A newspaper group's latest efforts to appeal Tommy Sheridan's £200,000 defamation case win against it has been rejected.

News Group Newspapers (NGN) requested to approach the Supreme Court in London with a view to appealing a 2006 verdict which found the News of the World guilty of defamation after it printed allegations about Mr Sheridan's sex life.

The former Socialist MSP was awarded £200,000 damages but was subsequently found guilty of committing perjury in his evidence at the 2006 trial.

He served one year of his three-year jail sentence and has never received the £200,000.

In August, the Court of Session rejected an appeal by News Group to set aside a 2006 civil jury verdict.

On Thursday, appeal court judges in Edinburgh denied the publisher's request to take the appeal to the Supreme Court in London.

The case was heard on Thursday by Lady Paton, Lord Drummond Young and Lord McGhie in Edinburgh.

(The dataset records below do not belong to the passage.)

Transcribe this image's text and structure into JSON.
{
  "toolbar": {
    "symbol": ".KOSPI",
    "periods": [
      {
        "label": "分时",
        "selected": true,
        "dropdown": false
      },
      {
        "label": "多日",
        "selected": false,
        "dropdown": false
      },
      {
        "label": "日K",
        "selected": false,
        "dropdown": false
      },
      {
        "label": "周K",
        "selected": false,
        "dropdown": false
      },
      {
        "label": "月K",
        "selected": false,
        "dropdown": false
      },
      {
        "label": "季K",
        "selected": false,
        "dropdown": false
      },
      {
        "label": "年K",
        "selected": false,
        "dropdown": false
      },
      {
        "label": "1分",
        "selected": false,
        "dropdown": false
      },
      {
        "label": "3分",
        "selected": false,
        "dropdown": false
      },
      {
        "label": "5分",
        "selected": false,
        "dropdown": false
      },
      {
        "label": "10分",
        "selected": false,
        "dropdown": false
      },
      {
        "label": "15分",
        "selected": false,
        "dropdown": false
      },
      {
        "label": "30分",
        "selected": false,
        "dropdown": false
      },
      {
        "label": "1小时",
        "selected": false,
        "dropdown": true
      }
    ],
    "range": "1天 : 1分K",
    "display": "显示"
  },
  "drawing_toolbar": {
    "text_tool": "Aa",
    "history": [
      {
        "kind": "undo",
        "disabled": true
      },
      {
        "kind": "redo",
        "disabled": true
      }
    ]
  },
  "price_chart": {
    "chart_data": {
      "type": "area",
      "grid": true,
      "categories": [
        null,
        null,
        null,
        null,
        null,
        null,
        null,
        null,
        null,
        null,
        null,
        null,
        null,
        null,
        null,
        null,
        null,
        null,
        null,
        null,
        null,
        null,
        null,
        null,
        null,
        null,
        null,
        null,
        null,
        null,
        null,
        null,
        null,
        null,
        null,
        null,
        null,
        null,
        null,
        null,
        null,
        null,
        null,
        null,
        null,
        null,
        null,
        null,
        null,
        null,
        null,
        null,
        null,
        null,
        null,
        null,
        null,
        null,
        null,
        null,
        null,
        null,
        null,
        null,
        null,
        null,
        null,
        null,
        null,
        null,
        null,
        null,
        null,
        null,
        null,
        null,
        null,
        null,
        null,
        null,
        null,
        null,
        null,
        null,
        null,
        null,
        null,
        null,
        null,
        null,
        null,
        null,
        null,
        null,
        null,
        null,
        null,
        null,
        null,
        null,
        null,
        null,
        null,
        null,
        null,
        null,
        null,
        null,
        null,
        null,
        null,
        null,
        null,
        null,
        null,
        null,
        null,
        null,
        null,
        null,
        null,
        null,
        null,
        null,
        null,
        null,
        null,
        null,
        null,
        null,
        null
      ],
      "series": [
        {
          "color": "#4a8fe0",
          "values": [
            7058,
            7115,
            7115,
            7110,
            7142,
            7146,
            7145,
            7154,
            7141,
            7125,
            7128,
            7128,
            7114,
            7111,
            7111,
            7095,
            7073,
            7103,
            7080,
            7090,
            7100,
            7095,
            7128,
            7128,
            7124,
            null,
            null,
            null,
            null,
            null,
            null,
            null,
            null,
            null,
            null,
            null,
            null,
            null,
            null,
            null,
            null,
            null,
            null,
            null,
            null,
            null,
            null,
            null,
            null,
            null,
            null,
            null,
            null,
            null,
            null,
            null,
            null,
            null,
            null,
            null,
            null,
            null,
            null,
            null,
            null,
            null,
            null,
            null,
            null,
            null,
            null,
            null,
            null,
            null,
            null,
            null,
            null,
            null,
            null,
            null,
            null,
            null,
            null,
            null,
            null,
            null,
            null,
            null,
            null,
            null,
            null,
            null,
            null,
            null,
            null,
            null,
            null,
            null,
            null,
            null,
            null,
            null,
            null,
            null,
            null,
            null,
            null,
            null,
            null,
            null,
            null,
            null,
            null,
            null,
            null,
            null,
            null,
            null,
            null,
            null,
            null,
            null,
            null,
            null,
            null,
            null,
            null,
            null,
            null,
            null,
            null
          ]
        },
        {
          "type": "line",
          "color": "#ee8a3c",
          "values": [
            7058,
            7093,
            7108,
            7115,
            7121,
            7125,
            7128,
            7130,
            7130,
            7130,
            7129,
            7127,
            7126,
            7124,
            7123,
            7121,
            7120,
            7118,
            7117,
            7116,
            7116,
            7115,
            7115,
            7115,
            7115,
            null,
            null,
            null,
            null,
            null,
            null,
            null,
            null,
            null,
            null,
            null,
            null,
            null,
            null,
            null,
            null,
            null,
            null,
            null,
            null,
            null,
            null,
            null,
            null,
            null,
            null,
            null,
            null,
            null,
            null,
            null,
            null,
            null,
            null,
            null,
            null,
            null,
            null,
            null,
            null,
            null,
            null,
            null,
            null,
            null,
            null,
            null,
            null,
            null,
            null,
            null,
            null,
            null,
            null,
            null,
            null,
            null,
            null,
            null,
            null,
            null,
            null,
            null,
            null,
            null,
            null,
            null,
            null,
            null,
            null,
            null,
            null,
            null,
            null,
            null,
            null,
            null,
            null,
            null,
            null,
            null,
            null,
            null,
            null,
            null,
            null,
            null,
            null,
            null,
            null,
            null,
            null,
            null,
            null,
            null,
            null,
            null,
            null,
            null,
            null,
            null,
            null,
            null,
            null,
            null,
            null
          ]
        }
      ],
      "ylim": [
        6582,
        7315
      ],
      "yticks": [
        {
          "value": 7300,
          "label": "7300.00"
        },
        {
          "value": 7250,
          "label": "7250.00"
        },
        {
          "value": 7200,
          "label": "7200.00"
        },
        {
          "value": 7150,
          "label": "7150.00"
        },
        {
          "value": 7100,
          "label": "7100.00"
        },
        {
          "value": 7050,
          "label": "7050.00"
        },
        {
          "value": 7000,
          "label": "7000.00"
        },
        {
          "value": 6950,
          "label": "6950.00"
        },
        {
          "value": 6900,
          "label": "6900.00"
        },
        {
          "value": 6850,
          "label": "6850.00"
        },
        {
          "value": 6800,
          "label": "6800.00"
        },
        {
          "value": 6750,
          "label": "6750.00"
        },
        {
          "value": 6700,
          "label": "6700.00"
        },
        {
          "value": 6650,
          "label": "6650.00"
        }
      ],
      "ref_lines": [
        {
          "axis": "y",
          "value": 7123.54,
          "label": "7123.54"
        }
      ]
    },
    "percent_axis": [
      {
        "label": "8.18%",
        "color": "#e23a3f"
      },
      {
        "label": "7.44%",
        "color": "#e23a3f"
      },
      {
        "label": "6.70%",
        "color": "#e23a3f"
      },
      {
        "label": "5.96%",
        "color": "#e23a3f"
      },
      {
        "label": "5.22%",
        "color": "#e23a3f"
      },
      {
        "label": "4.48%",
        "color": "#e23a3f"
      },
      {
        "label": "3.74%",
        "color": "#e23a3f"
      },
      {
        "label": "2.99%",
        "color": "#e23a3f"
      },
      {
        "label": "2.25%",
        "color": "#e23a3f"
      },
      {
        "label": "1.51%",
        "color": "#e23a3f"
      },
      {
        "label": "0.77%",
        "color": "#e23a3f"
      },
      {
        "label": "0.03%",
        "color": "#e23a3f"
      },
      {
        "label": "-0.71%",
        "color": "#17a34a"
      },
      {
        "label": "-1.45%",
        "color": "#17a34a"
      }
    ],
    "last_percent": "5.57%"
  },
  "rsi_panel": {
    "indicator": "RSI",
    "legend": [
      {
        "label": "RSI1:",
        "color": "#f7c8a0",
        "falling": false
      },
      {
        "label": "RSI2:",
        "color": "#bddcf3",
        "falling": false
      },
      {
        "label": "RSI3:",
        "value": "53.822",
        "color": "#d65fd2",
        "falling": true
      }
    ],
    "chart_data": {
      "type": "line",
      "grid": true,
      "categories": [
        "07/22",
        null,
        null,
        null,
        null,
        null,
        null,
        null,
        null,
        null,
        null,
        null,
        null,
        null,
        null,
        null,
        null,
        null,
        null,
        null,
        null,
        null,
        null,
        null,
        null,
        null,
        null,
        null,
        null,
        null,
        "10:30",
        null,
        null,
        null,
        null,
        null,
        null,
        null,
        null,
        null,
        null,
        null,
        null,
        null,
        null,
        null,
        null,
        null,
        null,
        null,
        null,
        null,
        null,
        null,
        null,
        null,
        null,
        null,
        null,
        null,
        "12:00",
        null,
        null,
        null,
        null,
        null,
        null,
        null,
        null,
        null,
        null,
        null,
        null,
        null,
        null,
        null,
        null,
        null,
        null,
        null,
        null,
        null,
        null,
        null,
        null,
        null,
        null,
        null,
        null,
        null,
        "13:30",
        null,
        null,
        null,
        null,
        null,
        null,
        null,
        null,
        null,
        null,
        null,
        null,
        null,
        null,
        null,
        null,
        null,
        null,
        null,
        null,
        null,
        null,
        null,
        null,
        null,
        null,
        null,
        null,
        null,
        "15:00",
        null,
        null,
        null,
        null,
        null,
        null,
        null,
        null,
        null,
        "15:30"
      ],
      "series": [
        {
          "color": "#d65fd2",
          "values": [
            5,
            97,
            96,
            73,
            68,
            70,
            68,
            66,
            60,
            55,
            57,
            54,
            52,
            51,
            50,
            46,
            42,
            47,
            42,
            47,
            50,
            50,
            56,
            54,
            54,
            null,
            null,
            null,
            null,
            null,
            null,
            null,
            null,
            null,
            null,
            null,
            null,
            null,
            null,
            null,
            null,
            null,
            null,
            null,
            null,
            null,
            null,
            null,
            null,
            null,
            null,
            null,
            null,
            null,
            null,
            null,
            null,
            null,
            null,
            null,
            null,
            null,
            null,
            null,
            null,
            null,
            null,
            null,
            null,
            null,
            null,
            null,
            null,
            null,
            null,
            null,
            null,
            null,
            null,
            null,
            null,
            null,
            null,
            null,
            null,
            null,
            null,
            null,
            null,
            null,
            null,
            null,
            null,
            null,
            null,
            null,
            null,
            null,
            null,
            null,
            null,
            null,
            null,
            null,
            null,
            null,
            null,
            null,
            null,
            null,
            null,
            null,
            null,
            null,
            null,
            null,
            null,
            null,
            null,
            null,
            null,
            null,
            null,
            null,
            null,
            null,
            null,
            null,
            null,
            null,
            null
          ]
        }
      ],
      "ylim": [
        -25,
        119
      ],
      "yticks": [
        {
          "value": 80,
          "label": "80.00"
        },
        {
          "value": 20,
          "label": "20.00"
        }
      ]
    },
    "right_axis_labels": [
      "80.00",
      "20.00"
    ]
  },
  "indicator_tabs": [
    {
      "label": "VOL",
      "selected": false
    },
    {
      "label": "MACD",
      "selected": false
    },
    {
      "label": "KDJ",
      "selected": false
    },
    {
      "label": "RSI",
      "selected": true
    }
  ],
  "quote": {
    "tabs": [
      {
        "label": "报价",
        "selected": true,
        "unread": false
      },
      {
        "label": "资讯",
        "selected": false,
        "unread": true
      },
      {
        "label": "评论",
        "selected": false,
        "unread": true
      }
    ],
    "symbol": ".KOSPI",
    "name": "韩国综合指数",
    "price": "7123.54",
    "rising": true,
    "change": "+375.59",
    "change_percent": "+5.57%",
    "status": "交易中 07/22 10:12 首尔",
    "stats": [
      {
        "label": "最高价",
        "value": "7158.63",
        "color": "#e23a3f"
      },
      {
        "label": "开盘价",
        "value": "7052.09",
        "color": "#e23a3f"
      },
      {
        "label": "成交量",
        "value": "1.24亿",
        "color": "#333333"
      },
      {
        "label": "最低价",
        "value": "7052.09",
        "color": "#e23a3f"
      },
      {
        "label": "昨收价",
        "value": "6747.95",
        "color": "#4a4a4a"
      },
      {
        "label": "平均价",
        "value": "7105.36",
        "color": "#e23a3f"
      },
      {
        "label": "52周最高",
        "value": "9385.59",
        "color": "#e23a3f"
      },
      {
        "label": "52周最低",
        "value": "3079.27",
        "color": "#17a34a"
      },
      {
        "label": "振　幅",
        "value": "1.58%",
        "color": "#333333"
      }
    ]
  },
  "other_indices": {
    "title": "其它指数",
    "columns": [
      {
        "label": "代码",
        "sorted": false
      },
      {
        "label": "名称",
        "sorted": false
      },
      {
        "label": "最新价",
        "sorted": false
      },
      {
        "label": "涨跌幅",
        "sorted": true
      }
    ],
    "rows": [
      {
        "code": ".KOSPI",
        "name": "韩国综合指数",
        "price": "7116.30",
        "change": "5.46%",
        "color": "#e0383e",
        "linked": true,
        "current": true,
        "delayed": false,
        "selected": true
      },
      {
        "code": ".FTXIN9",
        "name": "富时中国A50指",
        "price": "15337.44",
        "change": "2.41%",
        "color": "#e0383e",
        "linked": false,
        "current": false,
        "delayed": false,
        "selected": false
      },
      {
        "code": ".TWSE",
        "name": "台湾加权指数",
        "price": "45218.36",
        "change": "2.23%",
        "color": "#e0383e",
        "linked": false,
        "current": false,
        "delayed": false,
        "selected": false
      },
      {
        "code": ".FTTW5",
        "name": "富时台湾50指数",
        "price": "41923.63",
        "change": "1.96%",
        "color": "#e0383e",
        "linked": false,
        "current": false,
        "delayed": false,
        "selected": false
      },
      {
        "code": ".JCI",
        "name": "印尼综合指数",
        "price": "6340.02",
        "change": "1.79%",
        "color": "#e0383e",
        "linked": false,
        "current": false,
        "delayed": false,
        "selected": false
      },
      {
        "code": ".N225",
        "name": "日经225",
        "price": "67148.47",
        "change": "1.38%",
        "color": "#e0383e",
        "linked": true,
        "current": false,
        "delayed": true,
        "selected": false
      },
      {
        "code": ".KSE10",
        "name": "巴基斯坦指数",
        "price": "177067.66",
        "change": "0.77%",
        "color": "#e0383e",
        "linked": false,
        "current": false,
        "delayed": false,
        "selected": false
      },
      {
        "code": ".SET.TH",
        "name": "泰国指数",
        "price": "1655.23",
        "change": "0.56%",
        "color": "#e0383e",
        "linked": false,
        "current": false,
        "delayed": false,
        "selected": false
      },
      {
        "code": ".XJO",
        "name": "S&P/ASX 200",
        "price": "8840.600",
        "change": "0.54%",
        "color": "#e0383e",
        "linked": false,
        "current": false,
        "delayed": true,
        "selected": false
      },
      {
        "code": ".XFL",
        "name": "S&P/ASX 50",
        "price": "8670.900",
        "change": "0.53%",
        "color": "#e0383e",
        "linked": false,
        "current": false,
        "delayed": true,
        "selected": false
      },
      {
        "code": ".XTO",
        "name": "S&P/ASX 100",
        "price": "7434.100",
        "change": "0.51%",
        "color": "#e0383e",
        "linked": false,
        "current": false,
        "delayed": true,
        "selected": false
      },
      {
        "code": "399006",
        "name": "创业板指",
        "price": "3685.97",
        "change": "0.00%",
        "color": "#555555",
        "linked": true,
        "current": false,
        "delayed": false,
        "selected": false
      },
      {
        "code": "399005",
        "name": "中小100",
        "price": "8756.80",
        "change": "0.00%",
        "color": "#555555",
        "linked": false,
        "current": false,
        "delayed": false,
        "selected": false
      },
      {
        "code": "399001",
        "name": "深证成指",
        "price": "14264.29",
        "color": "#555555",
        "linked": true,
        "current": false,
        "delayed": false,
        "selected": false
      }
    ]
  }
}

For News Group, Roddy Dunlop QC said the application for an appeal to Supreme Court was "a matter of extreme public importance".

In May, an appeal for the defamation verdict to be overturned was refused.

Mr Dunlop said: "The court in its judgment of these matters had taken the wrong turn."

If the 2006 jury had known that Sheridan was an adulterer, hypocrite and perjurer, he said, they might not have found in his favour.

"The verdict complained of could have been reversed by a jury which knew the truth," he said.

Mr Dunlop added: "No court can close its eyes. This case simply warrants the attention of the Supreme Court".

Appearing for Mr Sheridan, Donald Findlay QC said the 2006 jury was entitled to do what it did.

He described the attempt by News Group to appeal to the Supreme Court as "the last gasp of a dying man".

After retiring to consider their decision, Lady Paton said the Inner House could only grant permission for a case to go to the Supreme Court if the appeal raised a point of law of public importance and they were not of that opinion.

She said: "As a result we refuse the application, but of course, it is always open to the applicants to go to London and plead directly to the Supreme Court."

After the hearing, Mr Sheridan said: "Yet again News Group had been in court attempting to pervert the course of justice. They are still and always will be this criminal enterprise."